Duncan was a healthy, bright child. Garp's first novel had at least made him what he said he wanted to be. Lust still troubled Garp's young life, but he was fortunate that his wife still lusted for him, and he for her. Now a second child would join their careful, orderly adventure. He felt Helen's belly anxiously—for a kick, a sign of life. Although he'd agreed with Helen that it would be nice to have a girl, Garp hoped for another boy.

Why? he thought. He recalled the girl in the park, his image of the tongueless Ellen James, his own mother's difficult decisions. He felt fortunate to be with Helen; she had her own ambitions and he could not manipulate her. But he remembered the Kдrntnerstrasse whores, and Cushie Percy (who would die making a baby). And now—her scent still on him, or at least on his mind, although he had washed—the plundered Little Squab Bones. Cindy had cried under him, her back bent against a suitcase. A blue vein had pulsed at her temple, which was the translucent temple of a fair-skinned child. And though Cindy still had her tongue, she'd been unable to speak to him when he left her.

Garp didn't want a daughter because of men. Because of bad men, certainly; but even, he thought, because of men like me.

8. SECOND CHILDREN, SECOND NOVELS, SECOND LOVE

IT was a boy; their second son. Duncan's brother was called Walt—it was never Walter, and never the German Valt; he was simply a t at the end of a wall. Walt: like a beaver's tail smacking water, like a well-hit squash ball. He dropped into their lives and they had two boys.

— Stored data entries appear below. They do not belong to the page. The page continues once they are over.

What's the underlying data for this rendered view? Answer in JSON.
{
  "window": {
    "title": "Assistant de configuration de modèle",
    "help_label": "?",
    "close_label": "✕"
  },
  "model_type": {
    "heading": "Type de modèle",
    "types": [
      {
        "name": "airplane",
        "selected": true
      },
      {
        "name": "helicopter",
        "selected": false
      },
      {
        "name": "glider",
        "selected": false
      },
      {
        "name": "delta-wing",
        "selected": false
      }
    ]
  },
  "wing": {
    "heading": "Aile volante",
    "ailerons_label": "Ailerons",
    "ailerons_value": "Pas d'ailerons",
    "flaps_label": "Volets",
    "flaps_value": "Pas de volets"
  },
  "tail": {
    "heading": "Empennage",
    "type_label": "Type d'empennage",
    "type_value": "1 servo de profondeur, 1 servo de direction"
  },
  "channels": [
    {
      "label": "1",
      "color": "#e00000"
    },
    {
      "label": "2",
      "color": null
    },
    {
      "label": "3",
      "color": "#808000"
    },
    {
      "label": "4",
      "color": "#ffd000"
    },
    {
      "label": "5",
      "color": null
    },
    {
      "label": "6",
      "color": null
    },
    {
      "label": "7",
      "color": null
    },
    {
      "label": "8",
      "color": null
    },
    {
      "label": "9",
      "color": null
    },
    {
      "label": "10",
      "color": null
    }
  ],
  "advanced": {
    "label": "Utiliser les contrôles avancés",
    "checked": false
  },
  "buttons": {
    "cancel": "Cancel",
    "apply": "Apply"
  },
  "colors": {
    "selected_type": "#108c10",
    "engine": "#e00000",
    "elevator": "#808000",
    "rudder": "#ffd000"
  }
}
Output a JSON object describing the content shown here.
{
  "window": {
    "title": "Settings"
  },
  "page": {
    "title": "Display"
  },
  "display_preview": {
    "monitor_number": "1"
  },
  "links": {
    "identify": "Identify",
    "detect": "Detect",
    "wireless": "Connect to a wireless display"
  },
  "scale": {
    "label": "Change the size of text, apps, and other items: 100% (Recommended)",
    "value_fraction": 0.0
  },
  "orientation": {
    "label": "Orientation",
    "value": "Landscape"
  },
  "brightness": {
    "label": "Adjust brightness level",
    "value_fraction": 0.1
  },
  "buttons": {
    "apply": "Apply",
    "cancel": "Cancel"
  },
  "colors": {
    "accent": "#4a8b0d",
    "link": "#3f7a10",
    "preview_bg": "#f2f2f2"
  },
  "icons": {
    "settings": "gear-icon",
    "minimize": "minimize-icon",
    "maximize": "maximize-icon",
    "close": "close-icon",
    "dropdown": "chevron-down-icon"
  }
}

Garp tried to write a second novel. Helen took her second job; she became an associate professor of English at the state university, in the town next-door to the women's college. Garp and his boys had a boys' gym to play in, and Helen had an occasional bright graduate student to relieve her of the monotony of younger people; she also had more, and more interesting, colleagues.

One of them was Harrison Fletcher; his field was the Victorian Novel, but Helen liked him for other reasons—among them: he was also married to a writer. Her name was Alice; she was also working on her second novel, although she'd never finished her first. When the Garps met her, they thought she could easily be mistaken for an Ellen Jamesian—she simply didn't talk. Harrison, whom Garp called Harry, had never been called Harry before—but he liked Garp and he appeared to enjoy his new name as if it were a present Garp had given him. Helen would continue to call him Harrison, but to Garp he was Harry Fletcher. He was Garp's first friend, though Garp and Harrison both sensed that Harrison preferred Helen's company.

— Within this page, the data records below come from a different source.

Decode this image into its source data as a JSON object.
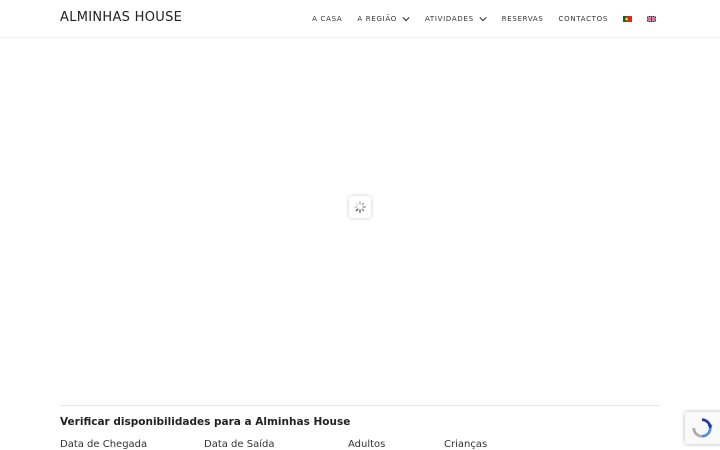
{
  "header": {
    "site_title": "ALMINHAS HOUSE",
    "nav": [
      {
        "label": "A CASA"
      },
      {
        "label": "A REGIÃO"
      },
      {
        "label": "ATIVIDADES"
      },
      {
        "label": "RESERVAS"
      },
      {
        "label": "CONTACTOS"
      }
    ],
    "languages": [
      "pt-flag-icon",
      "en-flag-icon"
    ]
  },
  "slider": {
    "loading_icon": "spinner-icon"
  },
  "booking": {
    "title": "Verificar disponibilidades para a Alminhas House",
    "fields": [
      {
        "label": "Data de Chegada"
      },
      {
        "label": "Data de Saída"
      },
      {
        "label": "Adultos"
      },
      {
        "label": "Crianças"
      }
    ]
  },
  "widgets": {
    "recaptcha_icon": "recaptcha-icon"
  },
  "colors": {
    "text": "#222222",
    "nav_text": "#333333",
    "divider": "#e6e6e6",
    "recaptcha_blue": "#4a90e2"
  }
}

Neither Helen nor Garp knew what to make of Quiet Alice, as they called her. “She must be writing one hell of a book,” Garp often said. “It's taken all her words away.”

The Fletchers had one child, a daughter whose age put her awkwardly between Duncan and Walt: it was implied that they wanted another. But the book, Alice's second novel, came first; when it was over, they would have a second child, they said.